For many students, beginning a new school year can cause an increase in anxiety. Many individuals are struggling with the transition from elementary grades to middle grades, or from middle grades to high school. Some students are new to the county, or even to the state, and are worried about meeting new teachers and making new friends. Suddenly, your child has a stomach ache each morning, or maybe even cries in the parent drop off line. If this sounds like your child, you might be wondering how to approach the back to school blues. You are not alone! Anxiety is generally a normal part of beginning a new school year, but how do we know when it’s time to act? And furthermore, how do we know what actions to take? Take a look at the illustration below to better understand signs and symptoms that your child may be experiencing anxiety.
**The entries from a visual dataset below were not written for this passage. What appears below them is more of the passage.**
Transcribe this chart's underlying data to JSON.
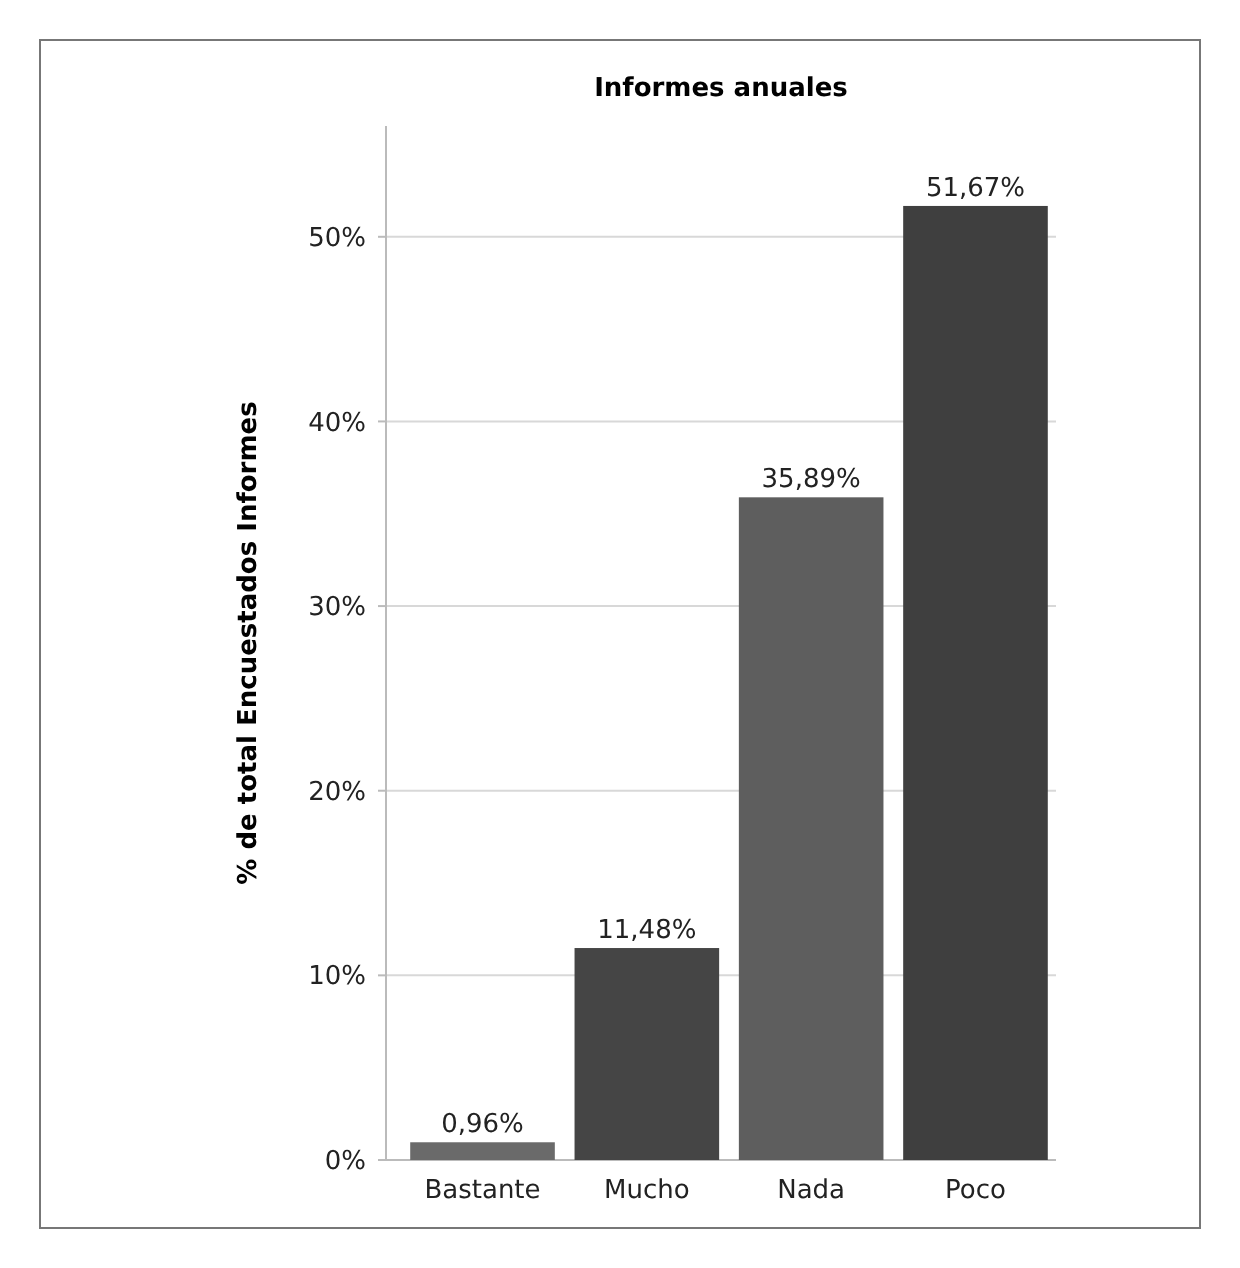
{
  "chart_data": {
    "type": "bar",
    "title": "Informes anuales",
    "ylabel": "% de total Encuestados Informes",
    "categories": [
      "Bastante",
      "Mucho",
      "Nada",
      "Poco"
    ],
    "values": [
      0.96,
      11.48,
      35.89,
      51.67
    ],
    "colors": [
      "#6a6a6a",
      "#454545",
      "#5e5e5e",
      "#3f3f3f"
    ],
    "value_labels": [
      "0,96%",
      "11,48%",
      "35,89%",
      "51,67%"
    ],
    "ylim": [
      0,
      56
    ],
    "yticks": [
      {
        "value": 0,
        "label": "0%"
      },
      {
        "value": 10,
        "label": "10%"
      },
      {
        "value": 20,
        "label": "20%"
      },
      {
        "value": 30,
        "label": "30%"
      },
      {
        "value": 40,
        "label": "40%"
      },
      {
        "value": 50,
        "label": "50%"
      }
    ],
    "grid": "y"
  }
}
Now that you’ve determined your child is experiencing anxiety, what’s next? The first step in helping your child to manage back to school anxiety is to listen and validate. In adulthood it becomes easier to see the big picture, and to refer to past experiences for guidance on how to navigate difficult and unfamiliar situations. When speaking to children about anxiety, it is important to remember that their life experiences are much more limited, and the world is new and big. After your child has decompressed, work with your child to problem solve. Identifying specific triggers and ways to manage the anxiety that follows can help students to build confidence and self-esteem throughout the school day. Sharing your own experiences from school, or even from work, can help to normalize the anxiety your child feels about beginning a new school year. During this time, it can be difficult to focus on the positives. Encourage your child to list 3 things he or she is looking forward to at school for the day. Throughout it all, don’t forget to go back to the basics. Getting plenty of sleep, eating a healthy breakfast, having plenty of time to get ready in the morning, and to relax and wind down in the evening are vital components when it comes to managing and anxiety.

As the school year continues and the above steps are repeated as needed, the back to school blues should fade away. Remember, if the anxiety doesn’t dissipate, contacting a counselor may be a needed step.